In our naive universe where we're only paying attention to two variables -- academic performance and free/reduced lunch -- we can clearly see that some percentage of schools is overperforming the performance that would be expected of them, taking poverty out of the equation.

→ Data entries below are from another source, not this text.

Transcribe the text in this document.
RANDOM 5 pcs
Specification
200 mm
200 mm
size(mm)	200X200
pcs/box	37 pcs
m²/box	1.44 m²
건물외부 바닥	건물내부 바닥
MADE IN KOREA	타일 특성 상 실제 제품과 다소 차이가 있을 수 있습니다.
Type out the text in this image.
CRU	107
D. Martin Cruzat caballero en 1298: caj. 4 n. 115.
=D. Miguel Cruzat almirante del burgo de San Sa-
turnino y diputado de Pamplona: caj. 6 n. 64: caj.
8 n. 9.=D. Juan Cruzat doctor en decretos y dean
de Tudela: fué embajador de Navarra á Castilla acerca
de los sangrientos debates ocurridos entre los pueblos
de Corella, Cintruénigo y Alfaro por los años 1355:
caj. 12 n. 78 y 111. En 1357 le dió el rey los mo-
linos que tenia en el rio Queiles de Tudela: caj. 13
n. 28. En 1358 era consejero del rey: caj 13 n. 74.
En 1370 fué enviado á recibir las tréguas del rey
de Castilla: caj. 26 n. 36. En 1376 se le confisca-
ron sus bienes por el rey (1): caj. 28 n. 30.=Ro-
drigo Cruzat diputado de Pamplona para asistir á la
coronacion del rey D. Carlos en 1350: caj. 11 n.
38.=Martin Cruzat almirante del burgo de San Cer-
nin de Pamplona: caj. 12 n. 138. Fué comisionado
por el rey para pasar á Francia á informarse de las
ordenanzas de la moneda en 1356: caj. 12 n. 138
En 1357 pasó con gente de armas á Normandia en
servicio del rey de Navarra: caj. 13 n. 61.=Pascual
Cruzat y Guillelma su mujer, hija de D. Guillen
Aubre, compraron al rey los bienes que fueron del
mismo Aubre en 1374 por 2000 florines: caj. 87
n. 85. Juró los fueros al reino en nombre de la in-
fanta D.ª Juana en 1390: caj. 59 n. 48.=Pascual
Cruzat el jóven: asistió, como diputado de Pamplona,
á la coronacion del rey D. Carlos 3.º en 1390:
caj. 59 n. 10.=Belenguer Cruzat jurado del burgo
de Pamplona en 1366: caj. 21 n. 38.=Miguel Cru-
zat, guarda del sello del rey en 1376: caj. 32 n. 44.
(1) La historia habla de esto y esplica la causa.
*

A handful, in particular, seem to be dramatically overperforming. Let's look at them:


In [22]:
df[(df['MEALS'] >= 80) & (df['API12B'] >= 900)]


Out[22]:
CHARTER SNAME DNAME CNAME API12B ST_RANK PCT_AA PCT_AI PCT_AS PCT_FI ... ACS_K3 ACS_46 ACS_CORE PCT_RESP NOT_HSG HSG SOME_COL COL_GRAD GRAD_SCH AVG_ED
15 NaN Chin (John Yehall) Elementary San Francisco Unified San Francisco 989 10 1 0 88 1 ... 21 27 NaN 96 17 47 11 22 3 2.47
51 D American Indian Public Charter School II Oakland Unified Alameda 978 10 5 1 84 0 ... NaN 2 NaN 14 40 14 26 21 0 2.28
161 D KIPP Raices Academy Los Angeles Unified Los Angeles 961 10 2 0 0 0 ... NaN NaN NaN 93 14 36 35 8 7 2.59
207 NaN Lincoln Elementary Oakland Unified Alameda 957 10 3 0 87 2 ... 24 30 NaN 46 19 37 18 17 8 2.59
221 D Oakland Charter High Oakland Unified Alameda 956 10 5 0 29 0 ... NaN NaN 5 70 44 35 15 6 0 1.83
445 NaN Richardson Prep Hi San Bernardino City Unified San Bernardino 939 10 11 1 2 1 ... NaN 32 29 76 26 28 22 13 11 2.54
510 D Synergy Charter Academy Los Angeles Unified Los Angeles 935 10 4 0 0 0 ... NaN NaN NaN 77 40 28 24 7 1 2.03
542 Y Sixth Street Prep Victor Elementary San Bernardino 933 10 8 1 1 0 ... 22 34 NaN 92 36 23 20 9 13 2.38
683 D KIPP Los Angeles College Preparatory Los Angeles Unified Los Angeles 925 10 1 0 2 0 ... NaN NaN NaN 99 28 37 27 4 4 2.20
702 D Rocketship Mateo Sheedy Elementary Santa Clara County Office of E Santa Clara 924 10 1 0 1 0 ... 24 25 NaN 91 45 24 14 11 7 2.10
739 NaN Solano Avenue Elementary Los Angeles Unified Los Angeles 922 10 4 1 50 2 ... 19 17 NaN 89 19 26 28 20 7 2.70
788 NaN Laurel Street Elementary Compton Unified Los Angeles 920 9 20 0 0 0 ... 28 31 NaN 90 46 31 16 5 1 1.84
865 NaN Middle College High San Bernardino City Unified San Bernardino 916 10 9 1 1 2 ... NaN NaN 22 85 22 29 30 14 5 2.51
939 NaN Design Science Early College High Fresno Unified Fresno 913 10 7 0 18 0 ... NaN NaN 29 95 18 31 35 8 8 2.56
964 NaN Frank Lanterman Los Angeles Unified Los Angeles 912 C 12 0 2 4 ... NaN NaN 11 49 31 31 18 16 4 2.31
1054 D Futuro College Preparatory Elementary Los Angeles Unified Los Angeles 908 9 0 0 0 0 ... 32 NaN NaN 98 28 29 31 8 5 2.32
1071 D KIPP Heartwood Academy Alum Rock Union Elementary Santa Clara 907 9 2 0 15 2 ... NaN 34 31 91 39 26 19 12 4 2.16

17 rows × 30 columns

Let's look specifically at Solano Avenue Elementary, which has an API of 922 and 80 percent of students being in the free/reduced lunch program. If you were to use the above regression to predict how well Solano would do, it would look like this:


In [14]:
lr.predict(80)


Out[14]:
array([ 749.6728627])

With an index of 922, clearly the school is overperforming what our simplified model expects.